Python: Time To Live (TTL) Cache

15 November 2022, Carlos Pena

How to cache data with cachetools.func and Redis in python

Imagine that your application is slow or overloading the bank, for example. But there is a possibility, caching the data, with one limitation, the data cannot be too outdated.

Database

Create a dummy oracle db to simulate a real environment

docker run -d -p 1521:1521 -e ORACLE_PASSWORD=pass -v oracle-volume:/opt/oracle/oradata gvenzl/oracle-xe

Create a connection pool in python

import oracledb
ora_conn = "system/pass@localhost:1521/xe"
# USER/PASS@IP:PORT/SID
pool = oracledb.ConnectionPool(ora_conn, max=4)

Execute a select

from typing import Any

def sql(query: str) -> dict[str, Any]:
    with pool.acquire() as conn:
        with conn.cursor() as cursor:
            cursor.execute(query)
            data = cursor.fetchall()
            cols = [col[0] for col in cursor.description]
    return {"columns":cols, "data": data}

Create two example queries

query_dummy = "select * from my_table"
sql(query_dummy)
# 182 µs ± 10.3 µs per loop (mean ± std. dev. of 7 runs, 10,000 loops each)

query_slow = """
    SELECT LEVEL FROM dual
    CONNECT BY LEVEL <= 1000000
"""
sql(query_slow)
# 1.01 s ± 99 ms per loop (mean ± std. dev. of 7 runs, 1 loop each)

TTL Cachetools

The Cachetools library is an excellent form of caching, it is quick and easy to implement, and it has a variety of types (ttl, lru, lfu, …).

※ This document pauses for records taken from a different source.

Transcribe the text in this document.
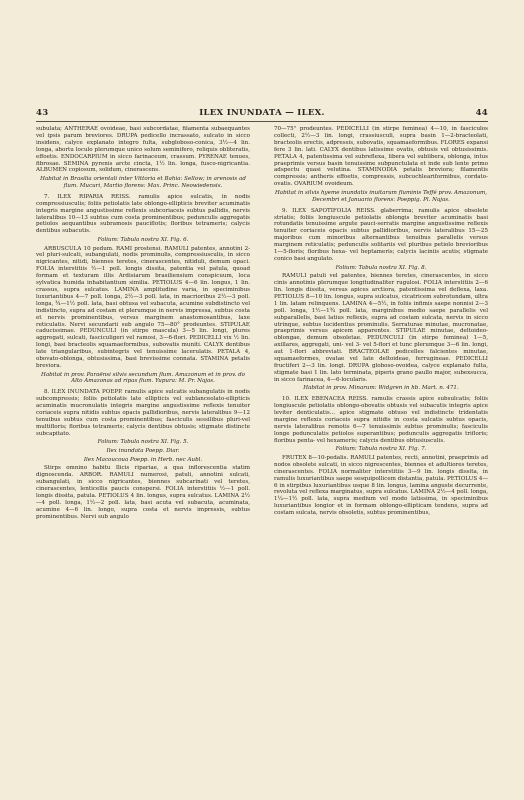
43	ILEX INUNDATA — ILEX.	44

subulata; ANTHERAE ovoideae, basi subcordatae, filamenta subaequantes vel ipsis parum breviores. DRUPA pedicello incrassato, sulcato in sicco insidens, calyce explanato integro fulta, subgloboso-conica, 3½—4 lin. longa, abortu loculo plerumque unico solum seminifero, reliquis obliteratis, effoetis. ENDOCARPIUM in sicco farinaceum, crassum. PYRENAE tenues, fibrosae. SEMINA pyrenis arcte cincta, 1½ lin. longa, fusco-nigricantia. ALBUMEN copiosum, solidum, cinerascens.

Habitat in Brasilia orientali inter Vittoria et Bahia: Sellow; in arenosis ad flum. Mucuri, Martio florens: Max. Princ. Neowiedensis.

7. ILEX RIPARIA REISS. ramulis apice sulcatis, in nodis compressiusculis; foliis petiolatis late oblongo-ellipticis breviter acuminatis integris margine angustissime reflexis subcoriaceis subtus pallidis, nervis lateralibus 10—13 subtus cum costa prominentibus; pedunculis aggregatis petiolos aequantibus subramosis pauciflotis; floribus tetrameris; calycis dentibus subacutis.

Folium: Tabula nostra XI. Fig. 6.

ARBUSCULA 10 pedum. RAMI prostensi. RAMULI patentes, annotini 2- vel pluri-sulcati, subangulati, nodis prominulis, compressiusculis, in sicco nigricantes, nitidi, biennes teretes, cinerascentes, nitiduli, demum opaci. FOLIA interstitiis ½—1 poll. longis dissita, patentia vel patula, quoad formam et texturam illis Ardisiarum brasiliensium conspicuum, loca sylvatica humida inhabitantium similia. PETIOLUS 4—6 lin. longus, 1 lin. crassus, supra sulcatus. LAMINA amplitudine varia, in speciminibus luxuriantibus 4—7 poll. longa, 2½—3 poll. lata, in macrioribus 2½—3 poll. longa, ¾—1½ poll. lata, basi obtusa vel subacuta, acumine subdistincto vel indistincto, supra ad costam et plerumque in nervis impressa, subtus costa et nervis prominentibus, versus marginem anastomosantibus, laxe reticulatis. Nervi secundarii sub angulo 75—80° prodeuntes. STIPULAE caducissimae. PEDUNCULI (in stirpe mascula) 3—5 lin. longi, plures aggregati, sulcati, fasciculigeri vel ramosi, 3—6-flori. PEDICELLI vix ½ lin. longi, basi bracteolis squamaeformibus, subovatis muniti. CALYX dentibus late triangularibus, subintegris vel tenuissime lacerulatis. PETALA 4, obovato-oblonga, obtusissima, basi brevissime connata. STAMINA petalis breviora.

Habitat in prov. Paraënsi silvis secundum flum. Amazonum et in prov. do Alto Amazonas ad ripas flum. Yupura: M. Pr. Najas.

8. ILEX INUNDATA POEPP. ramulis apice sulcatis subangulatis in nodis subcompressis; foliis petiolatis late ellipticis vel sublanceolato-ellipticis acuminatis mucronulatis integris margine angustissime reflexis tenuiter coriaceis supra nitidis subtus opacis pallidioribus, nervis lateralibus 9—12 tenuibus subtus cum costa prominentibus; fasciculis sessilibus pluri-vel multifloris; floribus tetrameris; calycis dentibus obtusis; stigmate distincte subcapitato.

Folium: Tabula nostra XI. Fig. 5.

Ilex inundata Poepp. Diar.

Ilex Macoucoua Poepp. in Herb. nec Aubl.

Stirps omnino habitu Ilicis ripariae, a qua inflorescentia statim dignoscenda. ARBOR. RAMULI numerosi, patuli, annotini sulcati, subangulati, in sicco nigricantes, biennes subcarinati vel teretes, cinerascentes, lenticellis paucis conspersi. FOLIA interstitiis ½—1 poll. longis dissita, patula. PETIOLUS 4 lin. longus, supra sulcatus. LAMINA 2½—4 poll. longa, 1½—2 poll. lata, basi acuta vel subacuta, acuminata, acumine 4—6 lin. longo, supra costa et nervis impressis, subtus prominentibus. Nervi sub angulo

70—75° prodeuntes. PEDICELLI (in stirpe feminea) 4—10, in fasciculos collecti, 2½—3 lin. longi, crassiusculi, supra basin 1—2-bracteolati, bracteolis erectis, adpressis, subovatis, squamaeformibus. FLORES expansi fere 3 lin. lati. CALYX dentibus latissime ovatis, obtusis vel obtusissimis. PETALA 4, patentissima vel subreflexa, libera vel subliberа, oblonga, intus praeprimis versus basin tenuissime subpunctulata et inde sub lente primo adspectu quasi velutina. STAMINODIA petalis breviora; filamentis compressis; antheris effoetis, compressis, subcochleariformibus, cordato-ovatis. OVARIUM ovoideum.

Habitat in silvis hyeme inundatis inuitarum fluminis Teffé prov. Amazonum, Decembri et Januario florens: Poeppig. Pl. Najas.

9. ILEX SAPOTIFOLIA REISS. glaberrima; ramulis apice obsolete striatis; foliis longiuscule petiolatis oblongis breviter acuminatis basi rotundatis tenuissime argute pauci-serratis margine angustissime reflexis tenuiter coriaceis opacis subtus pallidioribus, nervis lateralibus 15—25 majoribus cum minoribus alternantibus tenuibus parallelis versus marginem reticulatis; pedunculis solitariis vel pluribus petiolo brevioribus 1—5-floris; floribus hexa- vel heptameris; calycis laciniis acutis; stigmate conico basi angulato.

Folium: Tabula nostra XI. Fig. 8.

RAMULI patuli vel patentes, biennes teretes, cinerascentes, in sicco cinis annotinis plerumque longitudinaliter rugulosi. FOLIA interstitiis 2—6 lin. longis dissita, versus apices arctiora, patentissima vel deflexa, laxa. PETIOLUS 8—10 lin. longus, supra sulcatus, cicatricem subrotundam, ultra 1 lin. latam relinquens. LAMINA 4—5½, in foliis infimis saepe nonnisi 2—3 poll. longa, 1½—1¾ poll. lata, marginibus medio saepe parallelis vel subparallelis, basi latius reflexis, supra ad costam sulcata, nervis in sicco utrinque, subtus lucidentius prominulis. Serraturae minutae, mucronatae, praeprimis versus apicem apparentes. STIPULAE minutae, deltoideo-oblongae, demum obsoletae. PEDUNCULI (in stirpe feminea) 1—5, axillares, aggregati, uni- vel 3- vel 5-flori et tunc plerumque 3—6 lin. longi, aut 1-flori abbreviati. BRACTEOLAE pedicelles falcientes minutae, squamaeformes, ovatae vel late deltoideae, ferrugineae. PEDICELLI fructiferi 2—3 lin. longi. DRUPA globoso-ovoidea, calyce explanato fulta, stigmate basi 1 lin. lato terminata, piperis grano paullo major, subexsucca, in sicco farinacea, 4—6-locularis.

Habitat in prov. Minarum: Widgren in hb. Mart. n. 471.

10. ILEX EBENACEA REISS. ramulis crassis apice subsulcatis; foliis longiuscule petiolatis oblongo-obovatis obtusis vel subacutis integris apice leviter denticulatis... apice stigmate obtuso vel indistincte tridentatis margine reflexis coriaceis supra nitidis in costa sulcatis subtus opacis, nervis lateralibus remotis 6—7 tenuissimis subtus prominulis; fasciculis longe pedunculatis petiolos superantibus; pedunculis aggregatis trifloris; floribus penta- vel hexameris; calycis dentibus obtusiusculis.

Folium: Tabula nostra XI. Fig. 7.

FRUTEX 8—10-pedalis. RAMULI patentes, recti, annotini, praeprimis ad nodos obsolete sulcati, in sicco nigrescentes, biennes et adultiores teretes, cinerascentes. FOLIA normaliter interstitiis 3—9 lin. longis dissita, in ramulis luxuriantibus saepe sesquipollicem distantia, patula. PETIOLUS 4—6 in stirpibus luxuriantibus usque 8 lin. longus, lamina anguste decurrente, revoluta vel reflexa marginatus, supra sulcatus. LAMINA 2½—4 poll. longa, 1¼—1½ poll. lata, supra medium vel modo latissima, in speciminibus luxuriantibus longior et in formam oblongo-ellipticam tendens, supra ad costam sulcata, nervis obsoletis, subtus prominentibus,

The main disadvantage is if it is necessary to share the cache in separate processes (other pods or applications).

@cachetools.func.ttl_cache(maxsize=128, ttl=10 * 60) # 10m
def cached_sql(query: str) -> dict[str, Any]:
    with pool.acquire() as conn:
        with conn.cursor() as cursor:
            cursor.execute(query)
            data = cursor.fetchall()
            cols = [col[0] for col in cursor.description]
    return {"columns":cols, "data": data}

Lets cache the slow query

cached_sql(query_slow); # cache it
# 1.05 s

Run it after cache

cached_sql(query_slow)
# 1.17 µs ± 6.74 ns per loop (mean ± std. dev. of 7 runs, 1,000,000 loops each)

Redis

To make it easier to use redis, let’s choose a version with json support

docker run -p 6379:6379 --name redis-stack redis/redis-stack:latest
pip install redis[hiredis]

If the cache hit (aka result is not None) return the cached response. Otherwise, execute select into the database and store in redis with a ttl

from typing import Any
import redis
from redis.commands.json.path import Path

client_redis = redis.Redis(host='localhost', port=6379, decode_responses=True)

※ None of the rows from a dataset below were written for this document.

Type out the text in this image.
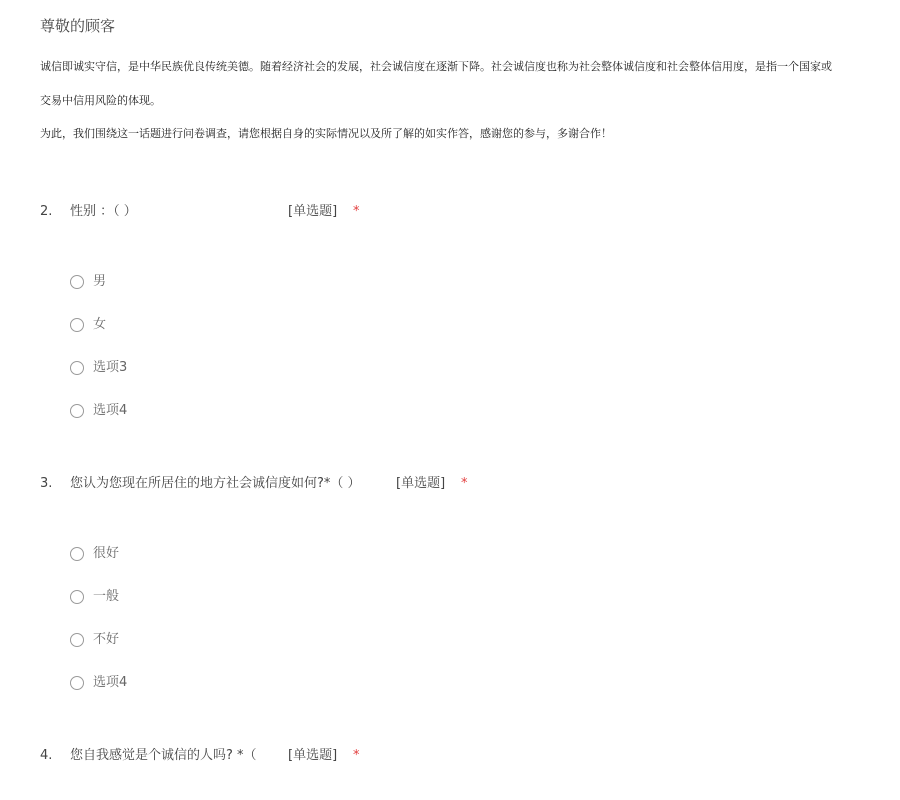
尊敬的顾客
诚信即诚实守信，是中华民族优良传统美德。随着经济社会的发展，社会诚信度在逐渐下降。社会诚信度也称为社会整体诚信度和社会整体信用度，是指一个国家或
交易中信用风险的体现。
为此，我们围绕这一话题进行问卷调查，请您根据自身的实际情况以及所了解的如实作答，感谢您的参与，多谢合作！
2. 性别 ：（ ）	[单选题] *
男
女
选项3
选项4
3. 您认为您现在所居住的地方社会诚信度如何?*（ ）	[单选题] *
很好
一般
不好
选项4
4. 您自我感觉是个诚信的人吗? *（ [单选题] *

def redis_sql(query: str, ttl_s: int=10) -> dict[str, Any]:
    result = client_redis.json().get(query)
    if result is not None:
        return result

    with pool.acquire() as conn:
        with conn.cursor() as cursor:
            cursor.execute(query)
            data = cursor.fetchall()
            cols = [col[0] for col in cursor.description]
    result = {"columns":cols, "data": data}
    is_success = client_redis.json().set(query, Path.root_path(), result)
    client_redis.expire(query, ttl_s)
    assert is_success
    return result

Lets cache the slow query

redis_sql(query_slow); # cache it
# 1.21 s

Run it after cache

cached_sql(query_slow)
# 174 ms ± 37 ms per loop (mean ± std. dev. of 7 runs, 10 loops each)

We can reduce the number of roundtrips by using Redis pipeline.

pipe = client_redis.pipeline()
pipe.get("my_key")
pipe.get("my_key2")
pipe.expire("my_key", 10)
pipe.execute() # One roundtrip with 2 gets and one "expire"

Conclusion

The cachetools library provides a simple way to cache data quickly, with the disadvantage that storage is concentrated in a specific process, which is, for instance, a problem for applications with multiple nodes.

An alternative to the problem is to use a specific database for caching, as is the case with Redis, which, however, has a greater latency, and it is necessary to monitor another structure and guarantee communication between the application and Redis.